Still, many do think in a way that would agree with the (almost certainly wrong, in context) literal interpretation and, if I can beg your indulgence, I'd like to rant a little about this :)
"Nothing" in that literal context (not Nietzsche's or yours) ignores the fact that we are all extraordinary, complex, deeply systematised and exceedingly rare entities (ditto all life and geology). Yet "nothing" says that we lack value in ourselves, and are only valuable in what can bring to human society. "Nothing" is what those in power like underlings to think of themselves unless they are achieving so that they try harder, are more productive and diligent.

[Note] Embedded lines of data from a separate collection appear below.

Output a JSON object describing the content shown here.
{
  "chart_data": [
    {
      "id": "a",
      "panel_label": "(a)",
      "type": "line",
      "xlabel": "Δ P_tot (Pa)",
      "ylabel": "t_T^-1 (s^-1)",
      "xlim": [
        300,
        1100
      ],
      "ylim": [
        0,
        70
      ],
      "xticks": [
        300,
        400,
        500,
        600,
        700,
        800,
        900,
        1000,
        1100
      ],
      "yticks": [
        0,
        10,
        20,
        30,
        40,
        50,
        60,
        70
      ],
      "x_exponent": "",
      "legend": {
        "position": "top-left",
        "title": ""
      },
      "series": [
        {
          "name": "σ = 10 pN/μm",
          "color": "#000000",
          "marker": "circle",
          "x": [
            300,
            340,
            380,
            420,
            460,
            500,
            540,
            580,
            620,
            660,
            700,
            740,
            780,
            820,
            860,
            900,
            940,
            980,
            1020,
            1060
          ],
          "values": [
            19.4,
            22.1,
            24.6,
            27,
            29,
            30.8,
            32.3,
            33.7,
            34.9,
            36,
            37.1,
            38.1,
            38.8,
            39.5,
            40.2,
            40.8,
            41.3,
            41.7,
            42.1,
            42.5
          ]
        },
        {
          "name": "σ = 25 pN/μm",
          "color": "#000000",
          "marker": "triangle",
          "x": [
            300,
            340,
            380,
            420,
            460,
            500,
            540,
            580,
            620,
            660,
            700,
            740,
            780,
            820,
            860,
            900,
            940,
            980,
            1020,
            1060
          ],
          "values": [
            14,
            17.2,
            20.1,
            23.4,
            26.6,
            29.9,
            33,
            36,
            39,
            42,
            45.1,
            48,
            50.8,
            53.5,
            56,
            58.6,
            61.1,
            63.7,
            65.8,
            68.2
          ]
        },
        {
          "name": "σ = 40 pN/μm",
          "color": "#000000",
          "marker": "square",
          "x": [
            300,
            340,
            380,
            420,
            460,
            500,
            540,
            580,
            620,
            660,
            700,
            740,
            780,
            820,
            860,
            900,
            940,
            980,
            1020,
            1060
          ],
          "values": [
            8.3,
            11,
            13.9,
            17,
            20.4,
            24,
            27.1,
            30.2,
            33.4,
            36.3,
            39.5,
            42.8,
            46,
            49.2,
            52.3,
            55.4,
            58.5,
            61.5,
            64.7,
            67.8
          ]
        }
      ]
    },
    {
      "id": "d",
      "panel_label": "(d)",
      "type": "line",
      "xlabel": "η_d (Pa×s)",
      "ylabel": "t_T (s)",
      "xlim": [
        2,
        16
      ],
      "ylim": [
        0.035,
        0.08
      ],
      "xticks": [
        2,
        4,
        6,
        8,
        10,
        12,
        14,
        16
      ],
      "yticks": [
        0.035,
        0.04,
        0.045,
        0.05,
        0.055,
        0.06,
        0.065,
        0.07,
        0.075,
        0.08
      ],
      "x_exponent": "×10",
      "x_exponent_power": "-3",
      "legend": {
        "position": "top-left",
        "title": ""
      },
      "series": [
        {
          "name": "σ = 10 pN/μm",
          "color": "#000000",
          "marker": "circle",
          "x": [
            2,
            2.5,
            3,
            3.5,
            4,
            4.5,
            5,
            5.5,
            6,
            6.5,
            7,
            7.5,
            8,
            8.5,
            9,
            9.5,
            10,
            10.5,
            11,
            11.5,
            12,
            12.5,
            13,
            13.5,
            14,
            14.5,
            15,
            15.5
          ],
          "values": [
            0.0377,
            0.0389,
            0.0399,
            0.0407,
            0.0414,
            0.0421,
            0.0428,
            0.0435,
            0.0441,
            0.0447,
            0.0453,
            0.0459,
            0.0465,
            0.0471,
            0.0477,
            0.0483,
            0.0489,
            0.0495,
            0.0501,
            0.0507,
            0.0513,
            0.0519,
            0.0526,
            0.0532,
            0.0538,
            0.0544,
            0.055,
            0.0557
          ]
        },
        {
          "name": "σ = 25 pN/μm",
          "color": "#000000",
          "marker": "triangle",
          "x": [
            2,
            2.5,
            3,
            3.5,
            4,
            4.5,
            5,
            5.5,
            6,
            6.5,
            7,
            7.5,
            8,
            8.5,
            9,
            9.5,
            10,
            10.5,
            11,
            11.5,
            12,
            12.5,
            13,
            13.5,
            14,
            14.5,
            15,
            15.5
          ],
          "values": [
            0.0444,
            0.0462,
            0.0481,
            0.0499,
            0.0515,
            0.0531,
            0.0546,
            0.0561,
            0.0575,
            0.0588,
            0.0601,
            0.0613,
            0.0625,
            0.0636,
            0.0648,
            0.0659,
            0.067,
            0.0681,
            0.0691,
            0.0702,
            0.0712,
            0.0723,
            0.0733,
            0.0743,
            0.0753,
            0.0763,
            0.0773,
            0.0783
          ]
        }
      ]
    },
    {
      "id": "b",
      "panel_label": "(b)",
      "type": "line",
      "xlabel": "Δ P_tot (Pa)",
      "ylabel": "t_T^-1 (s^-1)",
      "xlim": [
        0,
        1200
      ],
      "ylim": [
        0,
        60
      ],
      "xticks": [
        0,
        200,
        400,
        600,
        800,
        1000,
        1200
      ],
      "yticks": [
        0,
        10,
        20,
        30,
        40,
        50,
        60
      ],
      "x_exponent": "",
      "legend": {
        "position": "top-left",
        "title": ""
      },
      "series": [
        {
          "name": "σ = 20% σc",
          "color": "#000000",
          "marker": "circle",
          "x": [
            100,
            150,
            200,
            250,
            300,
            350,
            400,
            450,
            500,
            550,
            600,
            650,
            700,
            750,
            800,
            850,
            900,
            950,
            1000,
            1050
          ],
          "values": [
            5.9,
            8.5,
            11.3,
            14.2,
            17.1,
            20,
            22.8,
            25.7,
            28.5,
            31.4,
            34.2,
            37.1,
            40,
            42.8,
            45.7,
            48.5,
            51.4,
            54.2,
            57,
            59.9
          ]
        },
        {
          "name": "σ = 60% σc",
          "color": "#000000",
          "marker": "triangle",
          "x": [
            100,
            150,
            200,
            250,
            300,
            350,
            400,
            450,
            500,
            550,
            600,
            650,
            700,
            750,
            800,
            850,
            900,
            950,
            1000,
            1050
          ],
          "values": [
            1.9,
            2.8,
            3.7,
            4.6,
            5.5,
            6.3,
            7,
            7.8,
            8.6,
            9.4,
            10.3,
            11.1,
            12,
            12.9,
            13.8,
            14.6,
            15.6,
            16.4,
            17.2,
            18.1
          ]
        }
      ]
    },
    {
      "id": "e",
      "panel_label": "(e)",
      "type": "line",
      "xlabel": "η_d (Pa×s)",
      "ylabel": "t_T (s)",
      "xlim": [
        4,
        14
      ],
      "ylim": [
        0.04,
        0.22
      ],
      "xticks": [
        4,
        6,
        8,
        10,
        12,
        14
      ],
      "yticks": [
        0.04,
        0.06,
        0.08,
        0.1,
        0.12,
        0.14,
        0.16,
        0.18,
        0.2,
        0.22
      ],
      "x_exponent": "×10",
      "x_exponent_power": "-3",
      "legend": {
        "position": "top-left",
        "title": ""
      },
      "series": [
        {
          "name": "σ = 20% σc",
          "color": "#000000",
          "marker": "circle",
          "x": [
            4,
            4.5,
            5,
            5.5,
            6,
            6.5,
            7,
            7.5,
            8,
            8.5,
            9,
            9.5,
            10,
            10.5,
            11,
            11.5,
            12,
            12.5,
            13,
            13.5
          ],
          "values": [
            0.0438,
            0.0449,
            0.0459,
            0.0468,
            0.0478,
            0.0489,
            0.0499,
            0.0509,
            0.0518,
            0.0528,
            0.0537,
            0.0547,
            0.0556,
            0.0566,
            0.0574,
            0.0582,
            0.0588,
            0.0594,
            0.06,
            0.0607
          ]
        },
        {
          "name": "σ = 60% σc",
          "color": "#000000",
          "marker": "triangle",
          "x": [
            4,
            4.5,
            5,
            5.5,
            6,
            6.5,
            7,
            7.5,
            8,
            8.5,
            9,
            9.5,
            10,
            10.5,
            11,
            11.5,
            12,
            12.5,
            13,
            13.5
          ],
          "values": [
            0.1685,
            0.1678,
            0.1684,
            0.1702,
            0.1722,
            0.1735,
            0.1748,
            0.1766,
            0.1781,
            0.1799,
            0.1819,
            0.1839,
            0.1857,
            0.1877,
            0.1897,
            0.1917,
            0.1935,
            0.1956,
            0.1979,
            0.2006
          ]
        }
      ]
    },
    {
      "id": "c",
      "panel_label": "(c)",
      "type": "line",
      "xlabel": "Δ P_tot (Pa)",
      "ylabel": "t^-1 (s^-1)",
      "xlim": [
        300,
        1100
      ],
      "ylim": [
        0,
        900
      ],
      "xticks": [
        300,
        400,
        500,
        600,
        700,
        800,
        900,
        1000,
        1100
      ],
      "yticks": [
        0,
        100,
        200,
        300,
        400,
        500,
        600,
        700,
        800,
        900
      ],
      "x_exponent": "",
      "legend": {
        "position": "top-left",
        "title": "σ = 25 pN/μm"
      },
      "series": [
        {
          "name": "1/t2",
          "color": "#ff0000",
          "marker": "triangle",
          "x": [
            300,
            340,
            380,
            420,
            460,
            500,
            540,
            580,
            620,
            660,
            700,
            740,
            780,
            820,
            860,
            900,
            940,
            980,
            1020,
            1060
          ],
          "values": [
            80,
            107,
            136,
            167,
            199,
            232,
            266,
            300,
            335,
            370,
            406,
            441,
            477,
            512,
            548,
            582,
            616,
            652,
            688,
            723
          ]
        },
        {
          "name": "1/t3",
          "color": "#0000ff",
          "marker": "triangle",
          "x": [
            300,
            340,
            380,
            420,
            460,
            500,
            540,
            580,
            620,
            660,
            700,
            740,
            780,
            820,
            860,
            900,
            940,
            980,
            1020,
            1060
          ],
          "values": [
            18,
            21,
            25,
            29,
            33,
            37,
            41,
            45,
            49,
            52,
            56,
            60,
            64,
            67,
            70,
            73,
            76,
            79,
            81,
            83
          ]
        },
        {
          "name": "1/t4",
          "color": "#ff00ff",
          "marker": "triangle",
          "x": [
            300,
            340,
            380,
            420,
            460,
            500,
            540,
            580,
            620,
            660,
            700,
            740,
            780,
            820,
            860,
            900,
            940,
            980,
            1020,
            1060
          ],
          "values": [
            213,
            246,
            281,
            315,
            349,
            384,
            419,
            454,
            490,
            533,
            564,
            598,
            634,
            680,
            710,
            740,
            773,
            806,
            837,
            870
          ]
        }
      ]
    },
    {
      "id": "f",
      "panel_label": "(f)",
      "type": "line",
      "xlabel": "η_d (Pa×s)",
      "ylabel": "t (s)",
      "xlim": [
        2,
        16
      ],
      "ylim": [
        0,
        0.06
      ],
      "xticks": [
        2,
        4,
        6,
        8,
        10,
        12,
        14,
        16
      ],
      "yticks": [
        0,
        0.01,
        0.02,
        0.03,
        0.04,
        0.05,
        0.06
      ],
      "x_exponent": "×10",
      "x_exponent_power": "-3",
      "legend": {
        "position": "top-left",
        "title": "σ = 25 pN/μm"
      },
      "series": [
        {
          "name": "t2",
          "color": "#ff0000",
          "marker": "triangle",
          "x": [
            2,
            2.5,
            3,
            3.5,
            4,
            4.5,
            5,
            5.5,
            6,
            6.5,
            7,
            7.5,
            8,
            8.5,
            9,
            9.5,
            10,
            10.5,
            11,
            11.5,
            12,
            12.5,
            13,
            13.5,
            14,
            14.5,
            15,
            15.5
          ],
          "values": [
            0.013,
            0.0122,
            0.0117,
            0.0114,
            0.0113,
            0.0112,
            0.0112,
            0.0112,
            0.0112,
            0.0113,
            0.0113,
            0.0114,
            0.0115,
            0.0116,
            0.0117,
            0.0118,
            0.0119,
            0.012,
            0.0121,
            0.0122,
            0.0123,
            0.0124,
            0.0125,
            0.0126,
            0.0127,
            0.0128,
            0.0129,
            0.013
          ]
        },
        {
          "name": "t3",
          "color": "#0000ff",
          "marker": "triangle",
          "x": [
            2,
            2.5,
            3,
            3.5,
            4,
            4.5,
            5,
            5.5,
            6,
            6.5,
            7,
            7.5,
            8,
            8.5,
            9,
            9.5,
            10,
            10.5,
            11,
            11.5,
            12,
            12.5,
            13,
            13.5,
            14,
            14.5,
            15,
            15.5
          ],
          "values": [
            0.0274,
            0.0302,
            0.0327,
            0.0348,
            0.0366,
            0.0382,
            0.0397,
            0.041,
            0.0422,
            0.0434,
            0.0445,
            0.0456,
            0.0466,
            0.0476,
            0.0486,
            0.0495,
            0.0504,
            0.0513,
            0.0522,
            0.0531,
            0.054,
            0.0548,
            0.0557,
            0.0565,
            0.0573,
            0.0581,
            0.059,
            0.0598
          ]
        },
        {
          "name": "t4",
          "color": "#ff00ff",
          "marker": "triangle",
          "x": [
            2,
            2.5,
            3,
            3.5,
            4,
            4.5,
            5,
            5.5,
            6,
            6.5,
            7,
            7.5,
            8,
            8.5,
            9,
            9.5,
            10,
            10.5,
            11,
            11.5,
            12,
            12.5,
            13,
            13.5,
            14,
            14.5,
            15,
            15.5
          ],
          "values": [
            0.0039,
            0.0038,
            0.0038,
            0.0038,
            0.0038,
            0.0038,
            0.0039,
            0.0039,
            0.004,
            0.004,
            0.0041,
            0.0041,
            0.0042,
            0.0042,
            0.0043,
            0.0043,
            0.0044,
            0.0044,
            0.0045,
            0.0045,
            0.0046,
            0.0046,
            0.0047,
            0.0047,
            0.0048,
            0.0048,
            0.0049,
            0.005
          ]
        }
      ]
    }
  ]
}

Leaders have always devised deceits, misconceptions and other manipulative devices to get others work harder, and with spectacular results. Yet "nothing" says we have no intrinsic value, yet it seems too often that people have to be near death before starting to realise the extraordinariness they were convinced to ignore for the sake of achievement.
IMO anyone whose mind is not regularly blown away by nature, the cosmos, technology and mentality is clearly too busy to pay attention to actual reality. It seems to have always been a bind for humanity just how impractical noticing underlying realities tend to be, and how unhelpful that paying attention to actual reality is in terms of survival and success. All one needs to get by at life is to be skilled with work, relationships and manipulating the legal machinery of society. If you have those boxes ticked it doesn't matter if you can believe the Earth is flat, or 6,000 years old, or that the Moon landing was staged, that a misogynist and homophobic spirit man rules the cosmos or that Xenu is coming to Earth to enslave humanity.
I'm not even sure it matters whether a person is even a bit in touch with physical reality or if they completely buy into human meta-realities like Huxley's creations.